I pulled them off. The keeper, grinning at their weight, added them to a line of wooden sandals placed along the wall; and the stout woman led me to a small room with a balcony opening on the street. Everything about the place made me feel as if I were a giant among pigmies: the low ceiling, covered with gayly painted dragons; the walls, mere sliding screens of paper stamped with flowers and strange figures; the highly polished floor of such light boards that they bent under my feet with every step. With a flying start I could have run straight through the house and left it a wreck behind me.

Osaka: One of her many canals.

The room was entirely unfurnished. My hostess placed a cushion for me in the center of the floor, and clapped her hands. A servant-girl slipped in, carrying a tray on which was a tiny box of live coals, several cigarettes, a joint of bamboo standing upright, and a pot of tea with a cup and saucer. Having placed her burden at my feet and touched her forehead to the floor, the maid handed me a cigarette, poured out tea, and remained kneeling a full half hour, filling the tiny cup as often as I emptied it.

When she was gone I picked up the joint of bamboo, fancying it contained sweetmeats. It was empty, however, and I was left to wonder until the hostess returned. When she understood my motions, she began to explain by talking rapidly; but I shook my head. Then, with a wry face, she caught up the hollow joint and spat into it. The thing was merely a Japanese spittoon.

A maid soon served supper. She brought first of all a table some eight inches high; then a great wooden bucket brimming full of hard-packed rice; and, lastly, several little paper bowls. One held an oily liquid in which floated the yolk of an egg; another a small boiled turnip; a third a sample of some native salad; at the bottom of a fourth lay, in dreary loneliness, a pitiful little minnow. Of rice there was enough for a squad of soldiers, but without it the meal could not have satisfied a hungry canary.

As I ate, the girl poured out tea in a cup that held a single swallow. Fortunately, I had already learned how to use chop-sticks, or I should have been forced to eat with my fingers. As it was, it took a great deal of skill to possess myself of the swimming yolk; and he who fancies it is easy to balance a satisfying mouthful of rice on the ends of two slivers has only to try it to discover his mistake.

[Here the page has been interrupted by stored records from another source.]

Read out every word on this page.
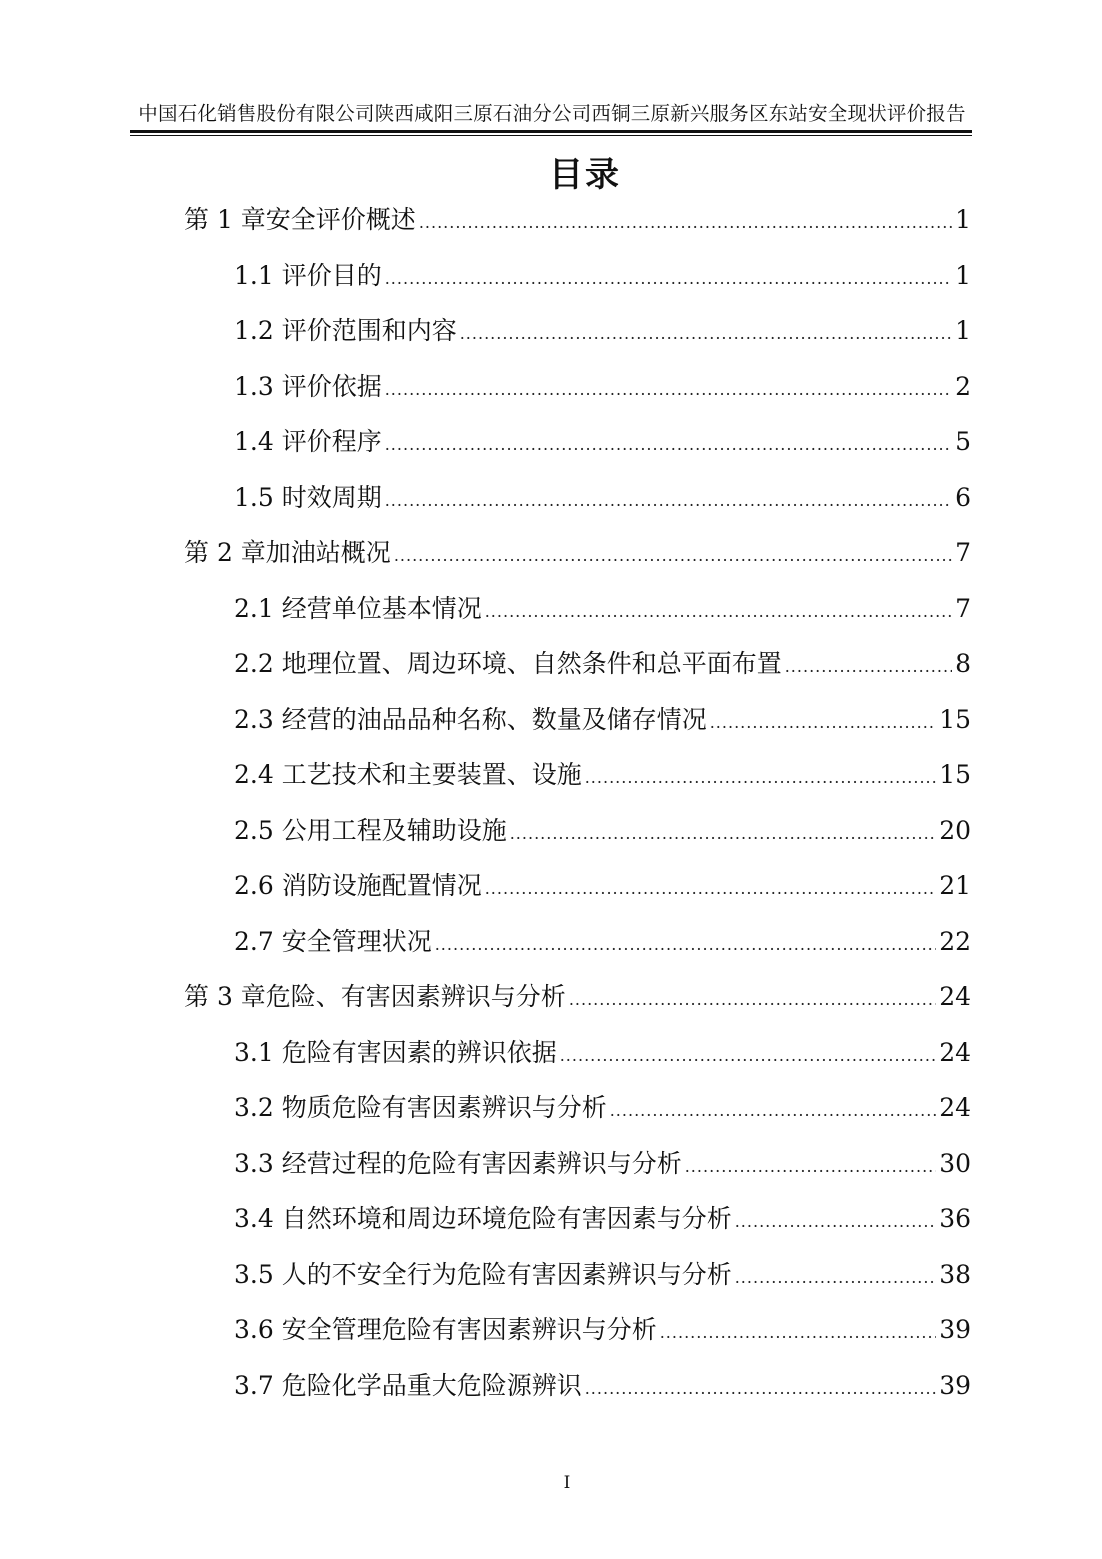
中国石化销售股份有限公司陕西咸阳三原石油分公司西铜三原新兴服务区东站安全现状评价报告
目录
第 1 章安全评价概述 .....	1
1.1 评价目的 .....	1
1.2 评价范围和内容 .....	1
1.3 评价依据 .....	2
1.4 评价程序 .....	5
1.5 时效周期 .....	6
第 2 章加油站概况 .....	7
2.1 经营单位基本情况 .....	7
2.2 地理位置、周边环境、自然条件和总平面布置 .....	8
2.3 经营的油品品种名称、数量及储存情况 .....	15
2.4 工艺技术和主要装置、设施 .....	15
2.5 公用工程及辅助设施 .....	20
2.6 消防设施配置情况 .....	21
2.7 安全管理状况 .....	22
第 3 章危险、有害因素辨识与分析 .....	24
3.1 危险有害因素的辨识依据 .....	24
3.2 物质危险有害因素辨识与分析 .....	24
3.3 经营过程的危险有害因素辨识与分析 .....	30
3.4 自然环境和周边环境危险有害因素与分析 .....	36
3.5 人的不安全行为危险有害因素辨识与分析 .....	38
3.6 安全管理危险有害因素辨识与分析 .....	39
3.7 危险化学品重大危险源辨识 .....	39
I
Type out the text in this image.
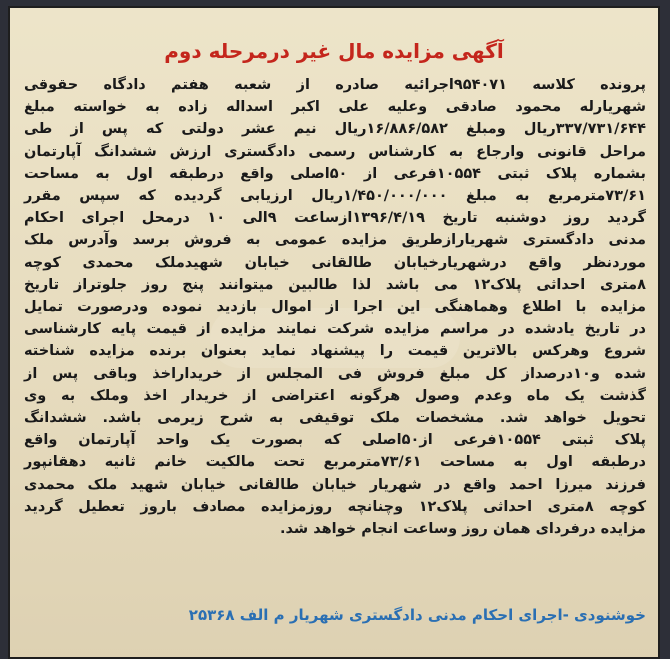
آگهی مزایده مال غیر درمرحله دوم
پرونده کلاسه ۹۵۴۰۷۱اجرائیه صادره از شعبه هفتم دادگاه حقوقی
شهریارله محمود صادقی وعلیه علی اکبر اسداله زاده به خواسته مبلغ
۳۳۷/۷۳۱/۶۴۴ریال ومبلغ ۱۶/۸۸۶/۵۸۲ریال نیم عشر دولتی که پس از طی
مراحل قانونی وارجاع به کارشناس رسمی دادگستری ارزش ششدانگ آپارتمان
بشماره پلاک ثبتی ۱۰۵۵۴فرعی از ۵۰اصلی واقع درطبقه اول به مساحت
۷۳/۶۱مترمربع به مبلغ ۱/۴۵۰/۰۰۰/۰۰۰ریال ارزیابی گردیده که سپس مقرر
گردید روز دوشنبه تاریخ ۱۳۹۶/۴/۱۹ازساعت ۹الی ۱۰ درمحل اجرای احکام
مدنی دادگستری شهریارازطریق مزایده عمومی به فروش برسد وآدرس ملک
موردنظر واقع درشهریارخیابان طالقانی خیابان شهیدملک محمدی کوچه
۸متری احداثی پلاک۱۲ می باشد لذا طالبین میتوانند پنج روز جلوتراز تاریخ
مزایده با اطلاع وهماهنگی این اجرا از اموال بازدید نموده ودرصورت تمایل
در تاریخ یادشده در مراسم مزایده شرکت نمایند مزایده از قیمت پایه کارشناسی
شروع وهرکس بالاترین قیمت را پیشنهاد نماید بعنوان برنده مزایده شناخته
شده و۱۰درصداز کل مبلغ فروش فی المجلس از خریداراخذ وباقی پس از
گذشت یک ماه وعدم وصول هرگونه اعتراضی از خریدار اخذ وملک به وی
تحویل خواهد شد. مشخصات ملک توقیفی به شرح زیرمی باشد. ششدانگ
پلاک ثبتی ۱۰۵۵۴فرعی از۵۰اصلی که بصورت یک واحد آپارتمان واقع
درطبقه اول به مساحت ۷۳/۶۱مترمربع تحت مالکیت خانم ثانیه دهقانپور
فرزند میرزا احمد واقع در شهریار خیابان طالقانی خیابان شهید ملک محمدی
کوچه ۸متری احداثی پلاک۱۲ وچنانچه روزمزایده مصادف باروز تعطیل گردید
مزایده درفردای همان روز وساعت انجام خواهد شد.
خوشنودی -اجرای احکام مدنی دادگستری شهریار م الف ۲۵۳۶۸
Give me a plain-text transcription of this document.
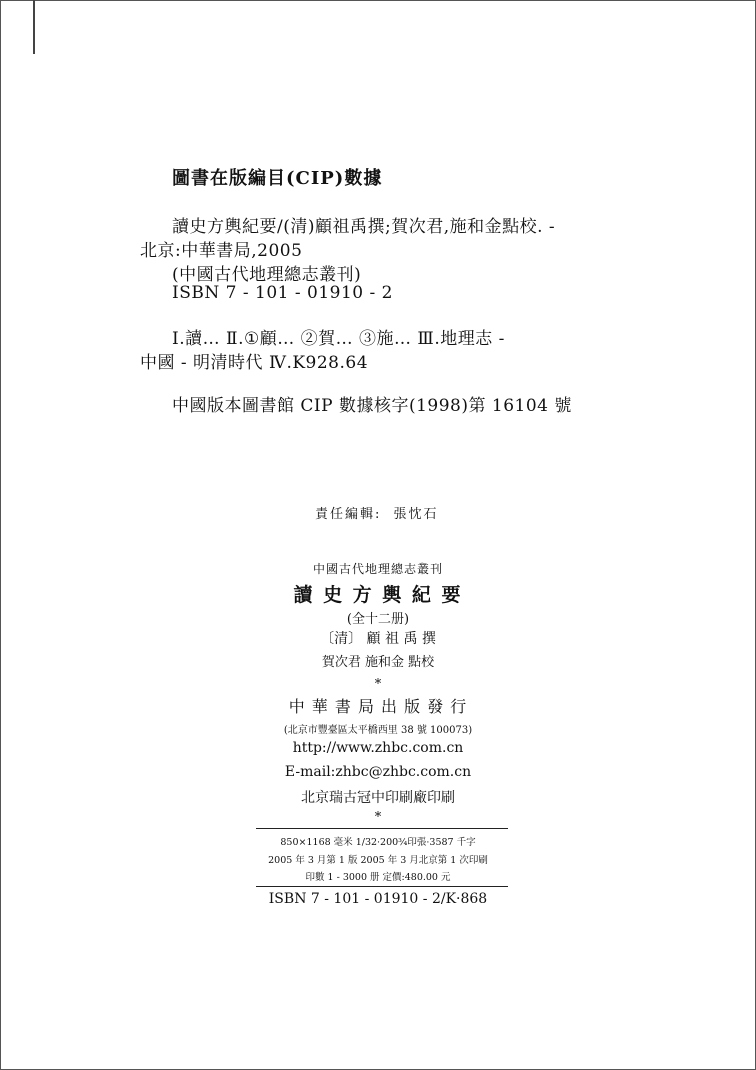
圖書在版編目(CIP)數據
讀史方輿紀要/(清)顧祖禹撰;賀次君,施和金點校. -
北京:中華書局,2005
(中國古代地理總志叢刊)
ISBN 7 - 101 - 01910 - 2
Ⅰ.讀… Ⅱ.①顧… ②賀… ③施… Ⅲ.地理志 -
中國 - 明清時代 Ⅳ.K928.64
中國版本圖書館 CIP 數據核字(1998)第 16104 號
責任編輯: 張忱石
中國古代地理總志叢刊
讀 史 方 輿 紀 要
(全十二册)
〔清〕 顧 祖 禹 撰
賀次君 施和金 點校
*
中 華 書 局 出 版 發 行
(北京市豐臺區太平橋西里 38 號 100073)
http://www.zhbc.com.cn
E-mail:zhbc@zhbc.com.cn
北京瑞古冠中印刷廠印刷
*
850×1168 毫米 1/32·200¾印張·3587 千字
2005 年 3 月第 1 版 2005 年 3 月北京第 1 次印刷
印數 1 - 3000 册 定價:480.00 元
ISBN 7 - 101 - 01910 - 2/K·868
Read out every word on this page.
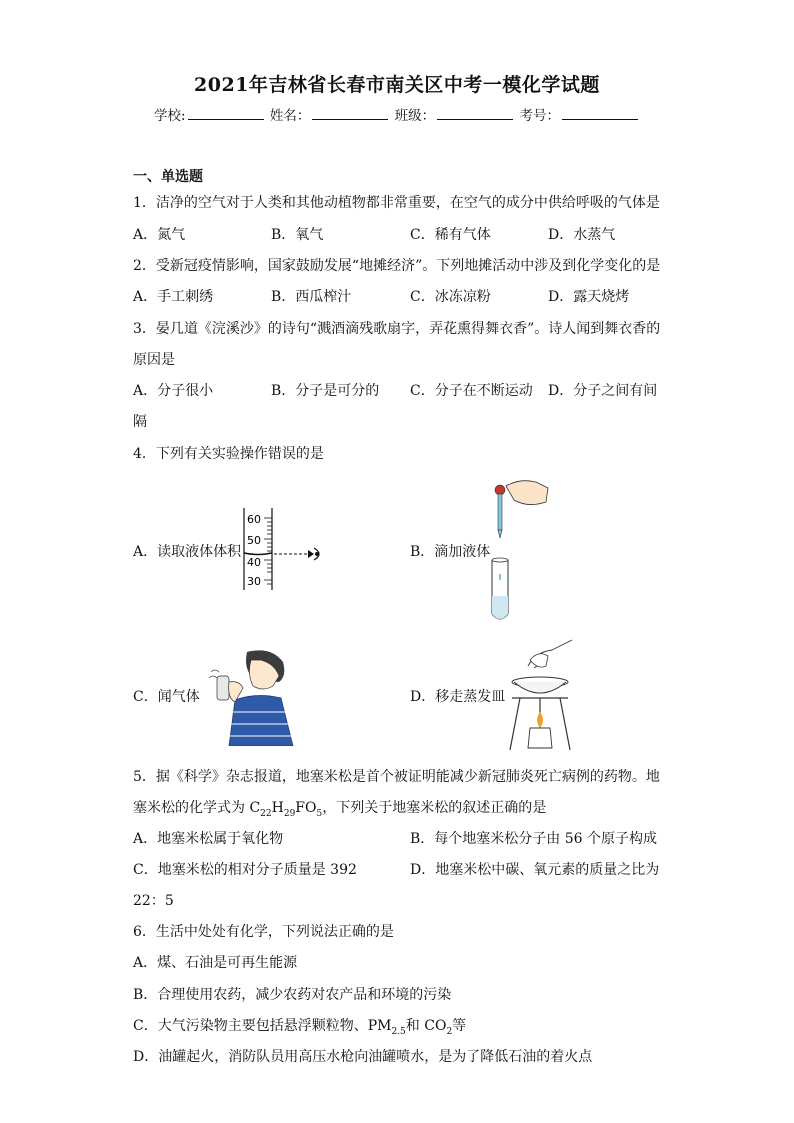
2021年吉林省长春市南关区中考一模化学试题
学校:	姓名：	班级：	考号：
一、单选题
1．洁净的空气对于人类和其他动植物都非常重要，在空气的成分中供给呼吸的气体是
A．氮气	B．氧气	C．稀有气体	D．水蒸气
2．受新冠疫情影响，国家鼓励发展“地摊经济”。下列地摊活动中涉及到化学变化的是
A．手工刺绣	B．西瓜榨汁	C．冰冻凉粉	D．露天烧烤
3．晏几道《浣溪沙》的诗句“溅酒滴残歌扇字，弄花熏得舞衣香”。诗人闻到舞衣香的
原因是
A．分子很小	B．分子是可分的 C．分子在不断运动 D．分子之间有间
隔
4．下列有关实验操作错误的是
A．读取液体体积
60
50
40
30
B．滴加液体
C．闻气体	D．移走蒸发皿
5．据《科学》杂志报道，地塞米松是首个被证明能减少新冠肺炎死亡病例的药物。地
塞米松的化学式为 $C_{22}H_{29}FO_5$，下列关于地塞米松的叙述正确的是
A．地塞米松属于氧化物	B．每个地塞米松分子由 56 个原子构成
C．地塞米松的相对分子质量是 392	D．地塞米松中碳、氧元素的质量之比为
22：5
6．生活中处处有化学，下列说法正确的是
A．煤、石油是可再生能源
B．合理使用农药，减少农药对农产品和环境的污染
C．大气污染物主要包括悬浮颗粒物、$PM_{2.5}$和 $CO_2$等
D．油罐起火，消防队员用高压水枪向油罐喷水，是为了降低石油的着火点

I fancied I might have to sleep on the polished floor; but the hotel-keeper’s wife glided in once more, and asked, by resting her head in the palm of her hand, if I was ready to go to bed. I nodded, and at her signal a servant appeared with a quilt of great thickness, which she spread in the center of the floor. This seemed of itself a soft enough resting-place; but not until six pudding-like covers had been piled one on top of the other was the landlady content. Over this couch, that had taken on the form of a huge layer-cake, the two of them spread a coverlet,—there were no sheets,—and backed out of the room. They returned shortly after dragging behind them a great net. While the matron fastened the four corners of the top to hooks in the ceiling, the maid tucked the edges under the stack of quilts, so that the net formed a sort of tent over my bed. I crawled under it, and was soon asleep.

Horses are rare in Japan. Men and baggage are drawn by coolies.